Working like a charm! i refreshed and i have version 6002 now.
So it was my faulty patch replacement...(tsss, i really need to use Cygwin)
I can confirm that patch #44 is working.
You should throw in production stage.
Great stuff you share here!
Comment #61
AohRveTPV CreditAttribution: AohRveTPV commentedReviewing #44 I found at least two mistakes in comments. Will fix.
Also want to add type hinting to the new functions.
Comment #62
AohRveTPV CreditAttribution: AohRveTPV commentedChanges:
1. Clarify/fix a comment.
2. Fix apparent error in parsing data with PHP <5.3.
Need to test the second change.
Comment #63
AohRveTPV CreditAttribution: AohRveTPV commentedGreat, thanks for reporting back that it is working.
The Git for Windows installer includes MinGW, which provides a Unix-like shell. In that shell you can apply a patch using
git apply -v foo.patch
. It probably also includesdiff
, which can also be used to apply a patch.Comment #64
VBN CreditAttribution: VBN as a volunteer commentedThx, meanwhile i found that Netbeans provides a nice easy way to patch.
Comment #65
AohRveTPV CreditAttribution: AohRveTPV commentedWould like to just remove the PHP <5.3 code because it seems useless and I cannot find an easy way to test it:
#2509122: Remove PHP 5.2 or earlier support
Comment #66
izmeez CreditAttribution: izmeez commentedRegarding 6.x further to comment #35 and patch in #21, now after 2 months cron is choking with memory exhausted.
Comment #67
AohRveTPV CreditAttribution: AohRveTPV commentedThanks for the update, izmeez.
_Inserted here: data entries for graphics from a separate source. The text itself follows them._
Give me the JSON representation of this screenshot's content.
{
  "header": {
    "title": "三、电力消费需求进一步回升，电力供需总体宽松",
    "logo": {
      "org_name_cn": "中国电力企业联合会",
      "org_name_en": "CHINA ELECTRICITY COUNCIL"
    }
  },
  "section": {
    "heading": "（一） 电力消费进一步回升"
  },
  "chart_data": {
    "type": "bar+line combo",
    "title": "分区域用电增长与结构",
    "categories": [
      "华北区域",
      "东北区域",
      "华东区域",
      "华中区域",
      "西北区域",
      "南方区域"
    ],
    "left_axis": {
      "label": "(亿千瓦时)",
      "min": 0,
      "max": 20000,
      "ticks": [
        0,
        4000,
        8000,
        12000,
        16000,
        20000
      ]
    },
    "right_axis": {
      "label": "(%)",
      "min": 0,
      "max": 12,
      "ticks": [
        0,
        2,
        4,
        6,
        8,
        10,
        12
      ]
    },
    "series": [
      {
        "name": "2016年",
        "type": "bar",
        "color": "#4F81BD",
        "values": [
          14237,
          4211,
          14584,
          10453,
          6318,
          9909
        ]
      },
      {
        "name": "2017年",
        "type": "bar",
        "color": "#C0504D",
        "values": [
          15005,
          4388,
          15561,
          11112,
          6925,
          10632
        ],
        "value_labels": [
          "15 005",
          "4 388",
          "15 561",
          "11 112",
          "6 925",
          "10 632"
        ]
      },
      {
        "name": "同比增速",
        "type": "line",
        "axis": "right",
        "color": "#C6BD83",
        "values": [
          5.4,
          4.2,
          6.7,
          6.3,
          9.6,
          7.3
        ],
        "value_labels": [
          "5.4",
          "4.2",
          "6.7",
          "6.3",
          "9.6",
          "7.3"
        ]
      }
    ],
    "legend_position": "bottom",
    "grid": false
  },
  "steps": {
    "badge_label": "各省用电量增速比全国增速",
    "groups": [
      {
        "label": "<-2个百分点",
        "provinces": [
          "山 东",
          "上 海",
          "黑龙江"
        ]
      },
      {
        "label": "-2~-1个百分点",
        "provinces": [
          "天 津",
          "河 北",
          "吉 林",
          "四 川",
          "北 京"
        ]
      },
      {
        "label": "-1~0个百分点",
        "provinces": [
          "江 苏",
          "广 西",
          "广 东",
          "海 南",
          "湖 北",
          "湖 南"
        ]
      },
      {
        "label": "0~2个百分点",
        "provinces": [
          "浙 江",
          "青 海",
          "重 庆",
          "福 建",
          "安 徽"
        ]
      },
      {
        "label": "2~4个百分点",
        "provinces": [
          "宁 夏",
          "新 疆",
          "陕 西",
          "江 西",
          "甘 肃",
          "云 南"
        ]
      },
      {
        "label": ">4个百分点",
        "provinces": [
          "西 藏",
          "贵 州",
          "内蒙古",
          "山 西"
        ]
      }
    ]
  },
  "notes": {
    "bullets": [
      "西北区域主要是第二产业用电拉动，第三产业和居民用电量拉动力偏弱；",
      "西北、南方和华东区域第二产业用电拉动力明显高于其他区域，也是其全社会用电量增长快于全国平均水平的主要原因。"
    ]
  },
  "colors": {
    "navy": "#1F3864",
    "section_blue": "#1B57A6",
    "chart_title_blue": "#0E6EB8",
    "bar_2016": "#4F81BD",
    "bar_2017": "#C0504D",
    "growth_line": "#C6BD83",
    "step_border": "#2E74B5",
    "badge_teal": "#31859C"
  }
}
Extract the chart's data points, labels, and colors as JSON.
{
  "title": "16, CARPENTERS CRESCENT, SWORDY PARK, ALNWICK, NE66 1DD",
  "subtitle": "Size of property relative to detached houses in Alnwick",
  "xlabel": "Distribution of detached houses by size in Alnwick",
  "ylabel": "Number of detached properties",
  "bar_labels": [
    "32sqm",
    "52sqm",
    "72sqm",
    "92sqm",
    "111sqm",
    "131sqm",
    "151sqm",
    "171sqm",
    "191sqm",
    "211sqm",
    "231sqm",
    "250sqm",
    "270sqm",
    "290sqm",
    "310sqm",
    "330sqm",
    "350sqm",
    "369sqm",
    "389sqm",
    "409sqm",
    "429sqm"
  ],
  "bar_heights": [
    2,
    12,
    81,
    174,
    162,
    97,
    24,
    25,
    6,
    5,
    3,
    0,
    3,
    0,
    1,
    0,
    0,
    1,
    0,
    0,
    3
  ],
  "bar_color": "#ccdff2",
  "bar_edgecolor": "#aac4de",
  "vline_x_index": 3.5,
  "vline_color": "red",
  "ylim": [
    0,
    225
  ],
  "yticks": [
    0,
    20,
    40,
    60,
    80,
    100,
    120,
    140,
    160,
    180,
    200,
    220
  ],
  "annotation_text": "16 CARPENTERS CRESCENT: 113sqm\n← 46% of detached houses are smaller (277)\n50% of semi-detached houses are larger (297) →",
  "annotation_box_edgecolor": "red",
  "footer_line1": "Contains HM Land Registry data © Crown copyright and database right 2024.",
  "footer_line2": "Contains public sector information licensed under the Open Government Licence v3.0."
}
It looks like the Browscap project changed the JSON file to have the same data as the full INI file:
https://github.com/browscap/browscap/pull/594
This change approximately doubled the size of the file and proportionally increased the memory usage. Previously the JSON file contained the same data as the standard INI file, which is currently used by unpatched Browscap.
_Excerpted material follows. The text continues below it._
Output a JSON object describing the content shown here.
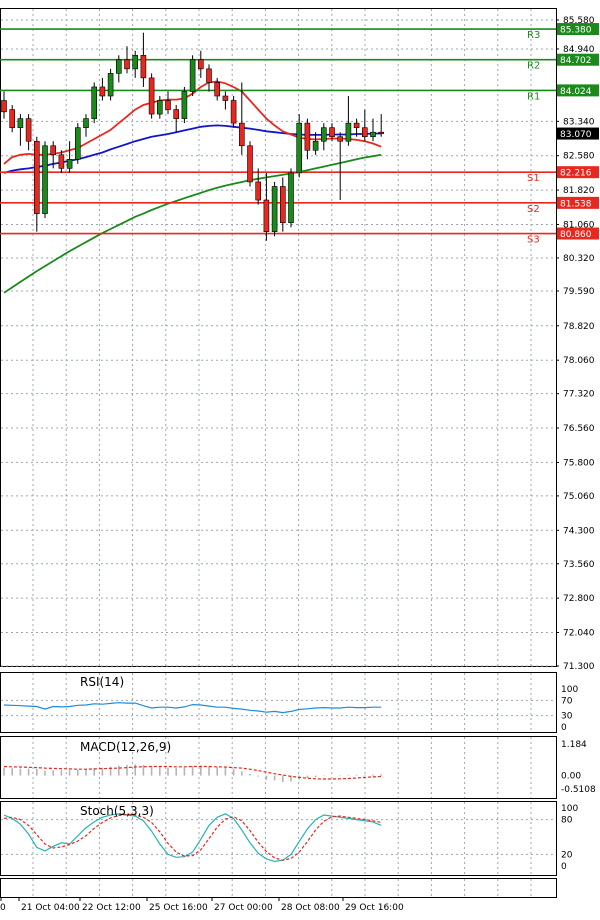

So, the patches in #14 and #21 are no longer useful. The approach used by the 7.x-2.x patch in #62 should still work. It could be ported to 6.x-2.x.
As a hack, you could change the URL used in
import.inc
to that of the "lite" INI file:Change:
http://browscap.org/stream?q=PHP_BrowsCapINI
To:
http://browscap.org/stream?q=Lite_PHP_BrowsCapINI
That should work if the "lite" file contains the properties you need.